Control Salmonella in your food processing facility
Salmonella, what’s that exactly?
Salmonellosis is a very common foodborne infection caused by Salmonella type bacteria.
Salmonellosis is usually caused by consumption of food from infected animals that is eaten raw or undercooked.
Salmonellosis is a benign disease and cures without treatment. However, one should drink plenty of water. Some frail and weakened individuals may experience serious complications, such as septicaemia or meningitis, though.
These infections are more common in summer, during the period of parties and barbecues, when foods are left at room temperature for a long time.
Common sources in the food industry
Salmonella is a pathogen that is prevalent in the gut of many animals such as poultry, pigs, cattle, and pets, as well as in insects and people. Salmonella can get into soil, water and food from the faeces of animals or people. The bacteria can easily be introduced into and spread throughout food production facilities via raw ingredients, dirty packaging, equipment and workers’ hands and clothing.

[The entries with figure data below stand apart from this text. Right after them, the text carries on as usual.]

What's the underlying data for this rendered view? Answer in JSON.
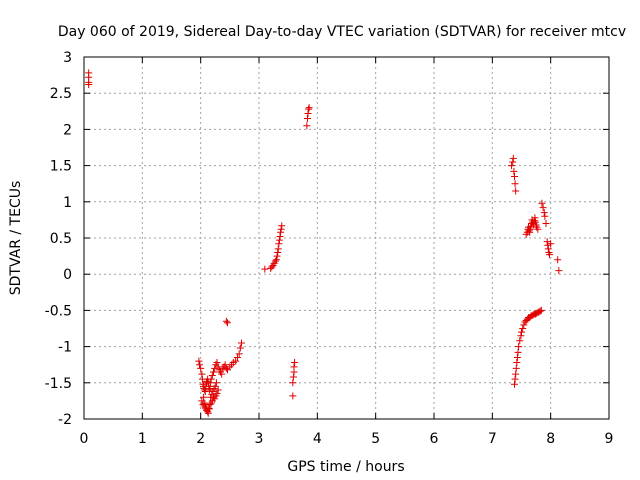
{
  "chart_data": {
    "type": "scatter",
    "title": "Day 060 of 2019, Sidereal Day-to-day VTEC variation (SDTVAR) for receiver mtcv",
    "xlabel": "GPS time / hours",
    "ylabel": "SDTVAR / TECUs",
    "xlim": [
      0,
      9
    ],
    "ylim": [
      -2,
      3
    ],
    "xticks": [
      "0",
      "1",
      "2",
      "3",
      "4",
      "5",
      "6",
      "7",
      "8",
      "9"
    ],
    "yticks": [
      "-2",
      "-1.5",
      "-1",
      "-0.5",
      "0",
      "0.5",
      "1",
      "1.5",
      "2",
      "2.5",
      "3"
    ],
    "xtick_values": [
      0,
      1,
      2,
      3,
      4,
      5,
      6,
      7,
      8,
      9
    ],
    "ytick_values": [
      -2,
      -1.5,
      -1,
      -0.5,
      0,
      0.5,
      1,
      1.5,
      2,
      2.5,
      3
    ],
    "grid": true,
    "marker": "plus",
    "color": "#e00000",
    "series": [
      {
        "name": "SDTVAR",
        "x": [
          0.08,
          0.08,
          0.08,
          0.08,
          1.97,
          1.98,
          2.0,
          2.02,
          2.03,
          2.04,
          2.05,
          2.06,
          2.07,
          2.08,
          2.09,
          2.1,
          2.11,
          2.12,
          2.13,
          2.14,
          2.15,
          2.16,
          2.17,
          2.18,
          2.2,
          2.22,
          2.24,
          2.26,
          2.28,
          2.3,
          2.32,
          2.34,
          2.36,
          2.38,
          2.4,
          2.42,
          2.44,
          2.46,
          2.5,
          2.53,
          2.56,
          2.6,
          2.63,
          2.66,
          2.68,
          2.7,
          2.02,
          2.04,
          2.06,
          2.08,
          2.1,
          2.12,
          2.14,
          2.16,
          2.18,
          2.2,
          2.22,
          2.24,
          2.26,
          2.28,
          2.3,
          2.05,
          2.07,
          2.09,
          2.11,
          2.13,
          2.15,
          2.17,
          2.19,
          2.21,
          2.23,
          2.25,
          2.27,
          2.44,
          2.46,
          3.1,
          3.2,
          3.22,
          3.24,
          3.26,
          3.28,
          3.3,
          3.31,
          3.32,
          3.33,
          3.34,
          3.35,
          3.36,
          3.37,
          3.38,
          3.39,
          3.58,
          3.58,
          3.59,
          3.6,
          3.6,
          3.61,
          3.82,
          3.83,
          3.84,
          3.85,
          3.86,
          7.33,
          7.35,
          7.36,
          7.37,
          7.38,
          7.39,
          7.4,
          7.38,
          7.39,
          7.4,
          7.41,
          7.42,
          7.43,
          7.44,
          7.45,
          7.47,
          7.49,
          7.5,
          7.52,
          7.54,
          7.56,
          7.58,
          7.6,
          7.62,
          7.64,
          7.66,
          7.68,
          7.7,
          7.72,
          7.74,
          7.76,
          7.78,
          7.8,
          7.82,
          7.84,
          7.58,
          7.6,
          7.61,
          7.62,
          7.63,
          7.64,
          7.65,
          7.66,
          7.67,
          7.68,
          7.69,
          7.7,
          7.71,
          7.72,
          7.73,
          7.74,
          7.75,
          7.76,
          7.78,
          7.85,
          7.87,
          7.89,
          7.9,
          7.92,
          7.94,
          7.95,
          7.96,
          7.97,
          7.98,
          8.0,
          8.12,
          8.14
        ],
        "y": [
          2.65,
          2.72,
          2.78,
          2.62,
          -1.2,
          -1.25,
          -1.3,
          -1.38,
          -1.45,
          -1.52,
          -1.55,
          -1.58,
          -1.6,
          -1.62,
          -1.55,
          -1.5,
          -1.48,
          -1.45,
          -1.5,
          -1.55,
          -1.6,
          -1.58,
          -1.5,
          -1.45,
          -1.4,
          -1.35,
          -1.3,
          -1.25,
          -1.22,
          -1.28,
          -1.32,
          -1.35,
          -1.38,
          -1.3,
          -1.28,
          -1.25,
          -1.3,
          -1.32,
          -1.28,
          -1.25,
          -1.22,
          -1.2,
          -1.15,
          -1.1,
          -1.02,
          -0.95,
          -1.75,
          -1.8,
          -1.82,
          -1.85,
          -1.88,
          -1.9,
          -1.85,
          -1.8,
          -1.78,
          -1.75,
          -1.7,
          -1.72,
          -1.68,
          -1.65,
          -1.6,
          -1.7,
          -1.78,
          -1.82,
          -1.88,
          -1.92,
          -1.86,
          -1.7,
          -1.66,
          -1.62,
          -1.58,
          -1.55,
          -1.5,
          -0.65,
          -0.67,
          0.07,
          0.08,
          0.1,
          0.12,
          0.15,
          0.18,
          0.2,
          0.25,
          0.3,
          0.35,
          0.42,
          0.47,
          0.52,
          0.58,
          0.62,
          0.67,
          -1.68,
          -1.5,
          -1.42,
          -1.35,
          -1.28,
          -1.22,
          2.05,
          2.15,
          2.22,
          2.28,
          2.3,
          1.5,
          1.55,
          1.6,
          1.42,
          1.35,
          1.25,
          1.15,
          -1.52,
          -1.45,
          -1.38,
          -1.3,
          -1.22,
          -1.15,
          -1.08,
          -1.0,
          -0.92,
          -0.85,
          -0.8,
          -0.75,
          -0.7,
          -0.66,
          -0.64,
          -0.62,
          -0.6,
          -0.6,
          -0.58,
          -0.57,
          -0.56,
          -0.55,
          -0.55,
          -0.54,
          -0.53,
          -0.52,
          -0.51,
          -0.5,
          0.55,
          0.58,
          0.62,
          0.65,
          0.6,
          0.58,
          0.62,
          0.66,
          0.7,
          0.75,
          0.72,
          0.68,
          0.7,
          0.74,
          0.78,
          0.72,
          0.68,
          0.65,
          0.62,
          0.98,
          0.92,
          0.85,
          0.8,
          0.7,
          0.45,
          0.4,
          0.35,
          0.3,
          0.27,
          0.42,
          0.2,
          0.05
        ]
      }
    ]
  }
}
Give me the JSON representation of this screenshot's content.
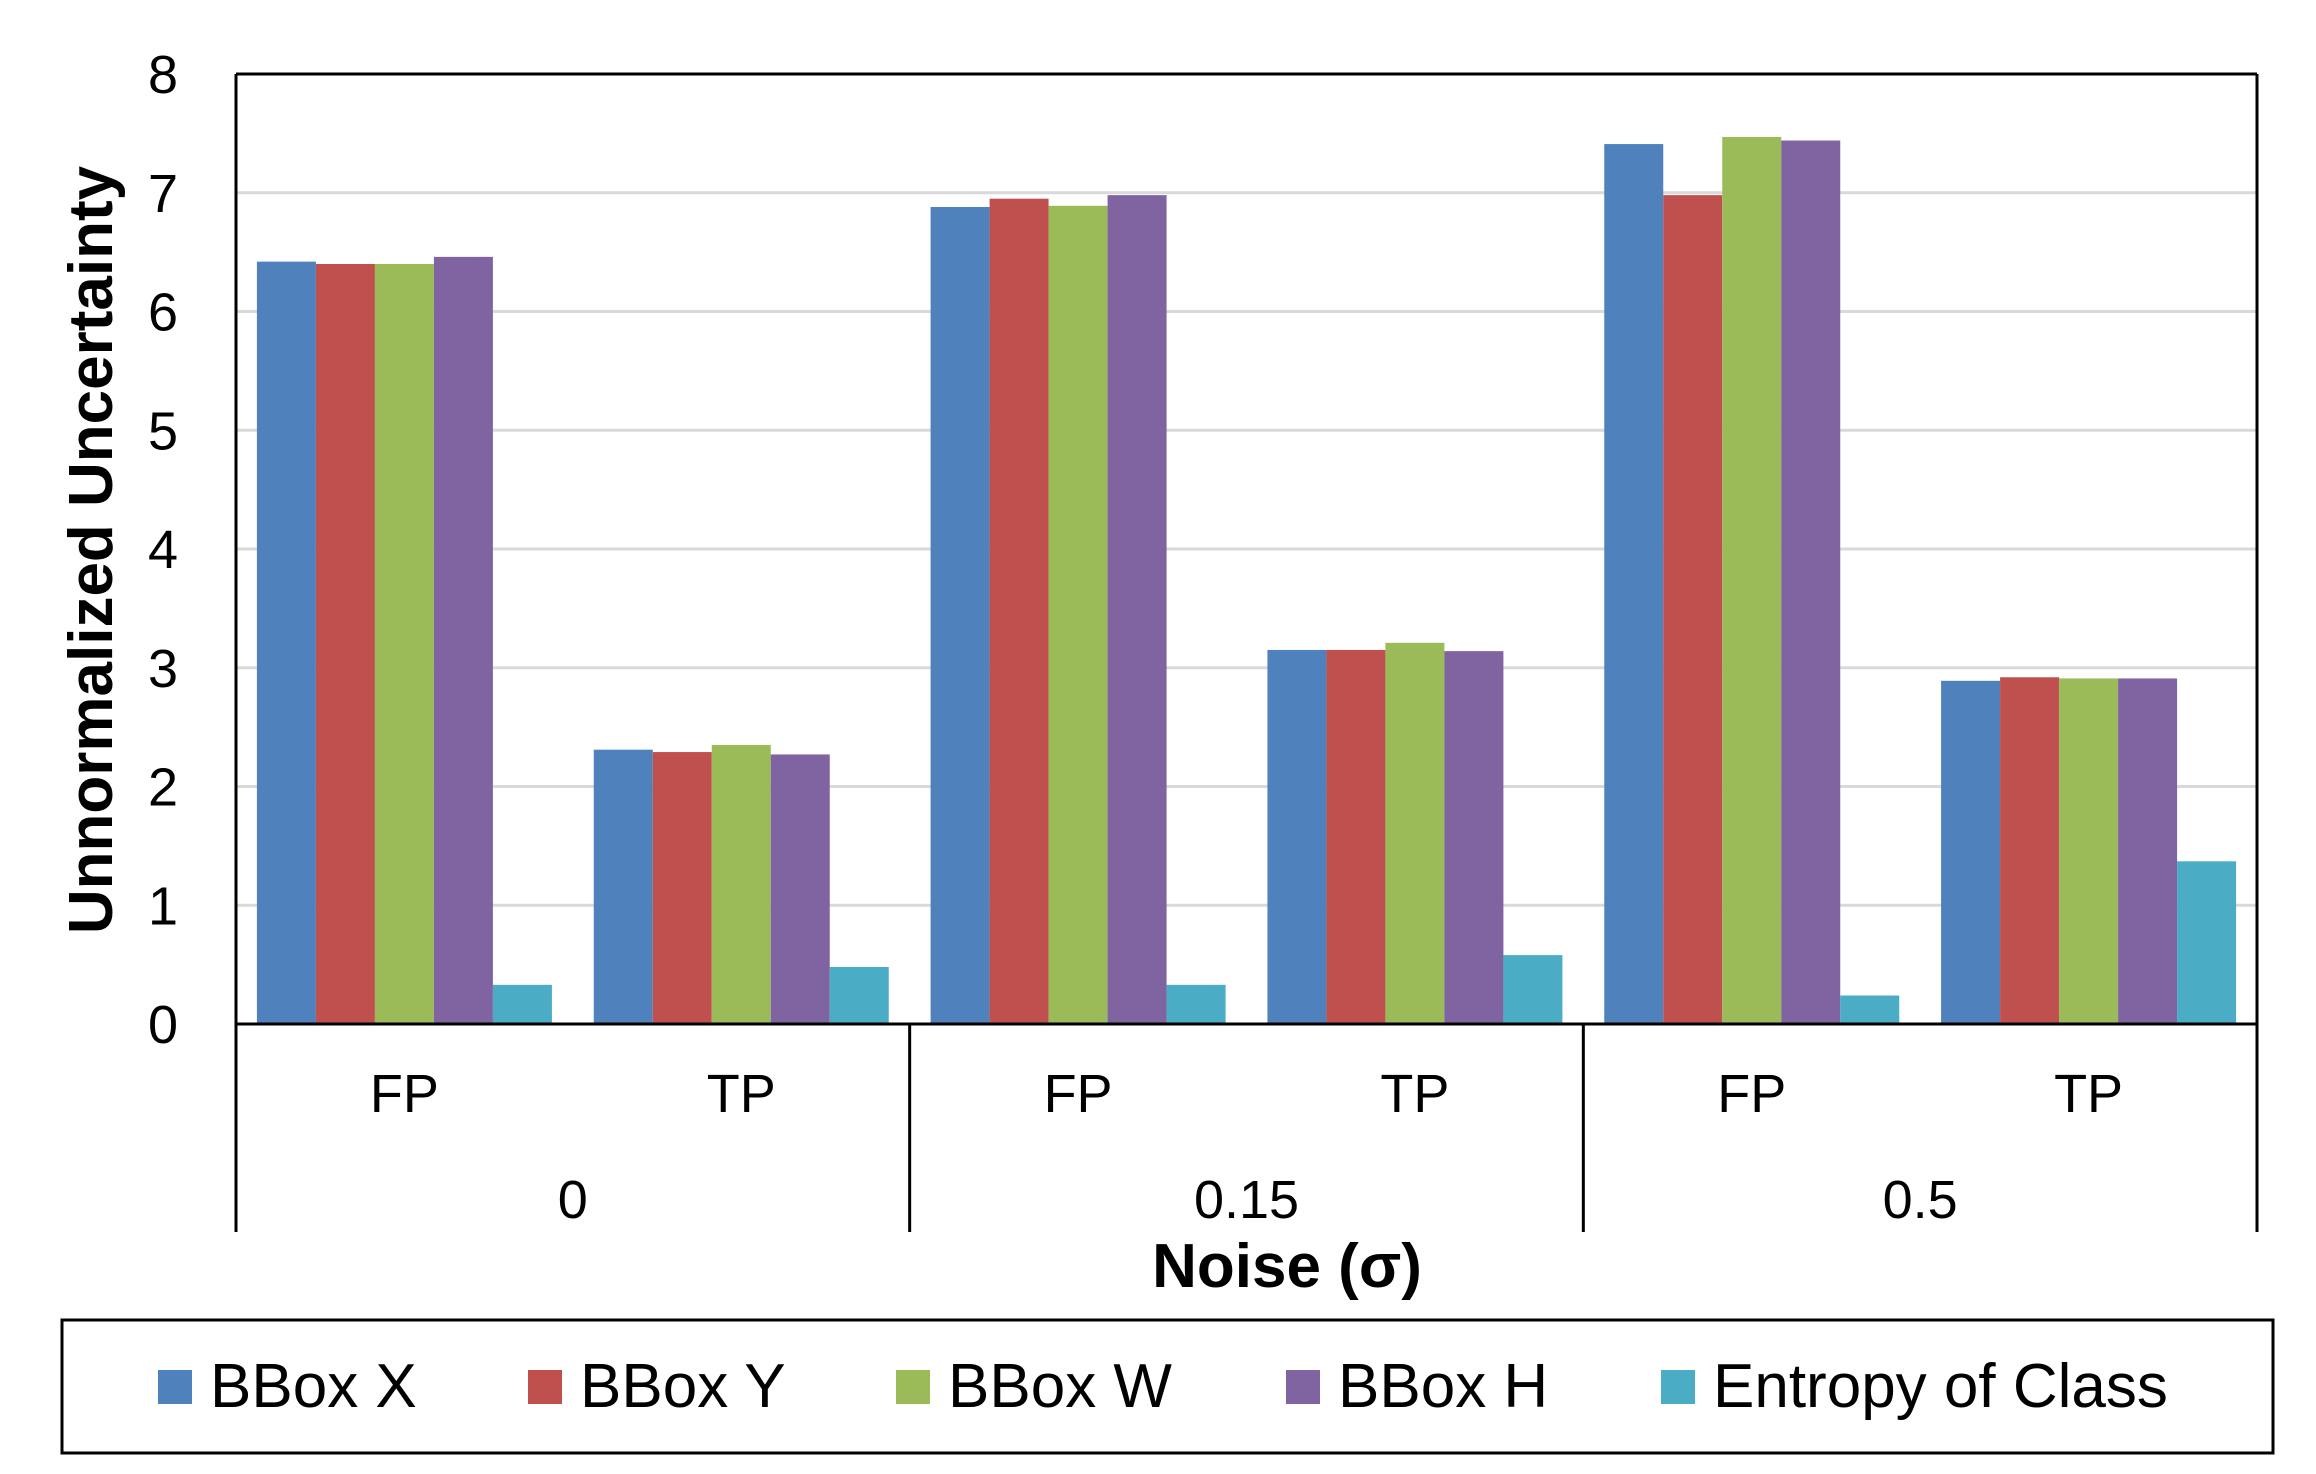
{
  "chart_data": {
    "type": "bar",
    "title": "",
    "xlabel": "Noise (σ)",
    "ylabel": "Unnormalized Uncertainty",
    "ylim": [
      0,
      8
    ],
    "yticks": [
      0,
      1,
      2,
      3,
      4,
      5,
      6,
      7,
      8
    ],
    "ytick_labels": [
      "0",
      "1",
      "2",
      "3",
      "4",
      "5",
      "6",
      "7",
      "8"
    ],
    "grid": true,
    "legend_position": "bottom",
    "groups": [
      {
        "label": "0",
        "categories": [
          "FP",
          "TP"
        ]
      },
      {
        "label": "0.15",
        "categories": [
          "FP",
          "TP"
        ]
      },
      {
        "label": "0.5",
        "categories": [
          "FP",
          "TP"
        ]
      }
    ],
    "categories": [
      "FP",
      "TP",
      "FP",
      "TP",
      "FP",
      "TP"
    ],
    "series": [
      {
        "name": "BBox X",
        "color": "#4F81BD",
        "values": [
          6.42,
          2.31,
          6.88,
          3.15,
          7.41,
          2.89
        ]
      },
      {
        "name": "BBox Y",
        "color": "#C0504D",
        "values": [
          6.4,
          2.29,
          6.95,
          3.15,
          6.98,
          2.92
        ]
      },
      {
        "name": "BBox W",
        "color": "#9BBB59",
        "values": [
          6.4,
          2.35,
          6.89,
          3.21,
          7.47,
          2.91
        ]
      },
      {
        "name": "BBox H",
        "color": "#8064A2",
        "values": [
          6.46,
          2.27,
          6.98,
          3.14,
          7.44,
          2.91
        ]
      },
      {
        "name": "Entropy of Class",
        "color": "#4BACC6",
        "values": [
          0.33,
          0.48,
          0.33,
          0.58,
          0.24,
          1.37
        ]
      }
    ]
  }
}
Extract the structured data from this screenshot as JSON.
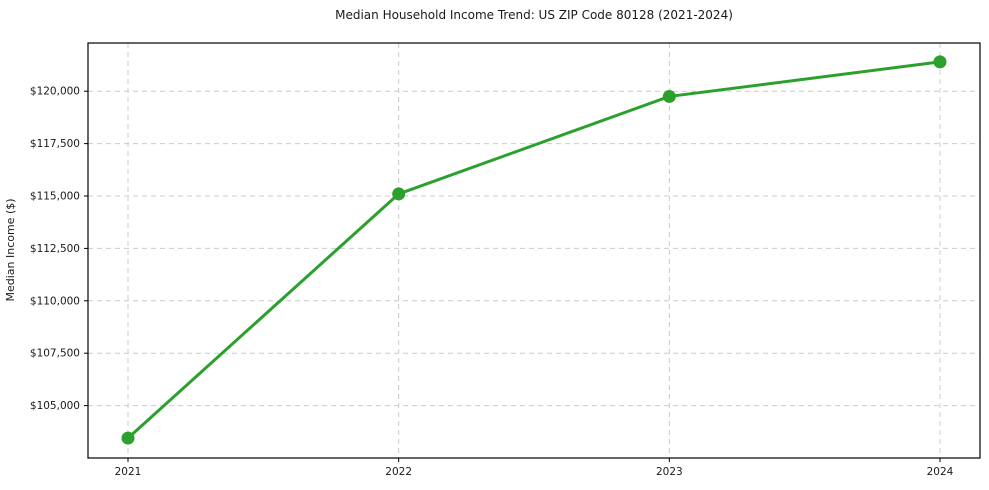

Once introduced into a food production environment, Salmonella thrives in moist, warm environments such as drains, floors and processing equipment.
How control Salmonella? 5 steps:
1. Prevent Salmonella entering the processing facility
• Ensure that only clean and disinfected equipment, tools and utensils are brought into the processing area.
• Test your incoming raw materials and segregate ingredients that pose a risk for Salmonella contamination.
• Implement proper pest control measures.
• Employees must be free of Salmonella infections, be trained to understand the potential sources of contamination, and use the hygienic practices and procedures needed to prevent the spread of Salmonella in the facility.
2. Undertake proper cleaning and disinfection procedures
Cleaning can be divided into wet cleaning (for meat, vegetables and dairy products) and dry cleaning (for low-moisture foods).
In the wet cleaning procedure, detergents and disinfectants can be used.
When performing dry cleaning, you will need to avoid using water, and disinfectants must evaporate quickly. If needed, a controlled wet cleaning with minimal use of water can be performed. Be sure to dry equipment after controlled wet cleaning, as any remaining moisture could increase the risk of microbial growth and cross-contamination.
3. Implement Salmonella contamination prevention procedures
• Choose the correct cleaning methods to avoid spread of contamination.
• Divide production into zones for raw and processed food handling.
• Use dedicated and colour-coded cleaning equipment and food handling tools.
Colour-coded cleaning equipment and food handling tools give you visual assurance that only equipment colour-coded for use in a given zone is used. This makes it easier to avoid Salmonella cross-contamination via equipment and tools between, for example, raw and processed zones.
• If you store your cleaning tools on colour-coded wall brackets or shadow boards, it is easier to ensure that the tools remain segregated by colour during storage. Correct storage facilitates allow for faster drying of cleaning tools and reduces the risk for Salmonella cross-contamination among tools
4. Use equipment of good hygienic design
Choose cleaning equipment and tools of appropriate hygienic design to facilitate easy cleaning and prevent microbial growth. Hygienic design features include smooth surfaces, one-piece construction, easy dismantling and a lack of crevices and coatings.
5. Monitor Salmonella in the environment
Develop a program for routinely sampling your production environments for Salmonella. An environmental monitoring program (EMP) will assess the effectiveness of your overall hygienic practices, monitor the environment for transient pathogens and help mitigate potential harbourage and growth niches.
Be sure to include cleaning equipment in your environmental monitoring program.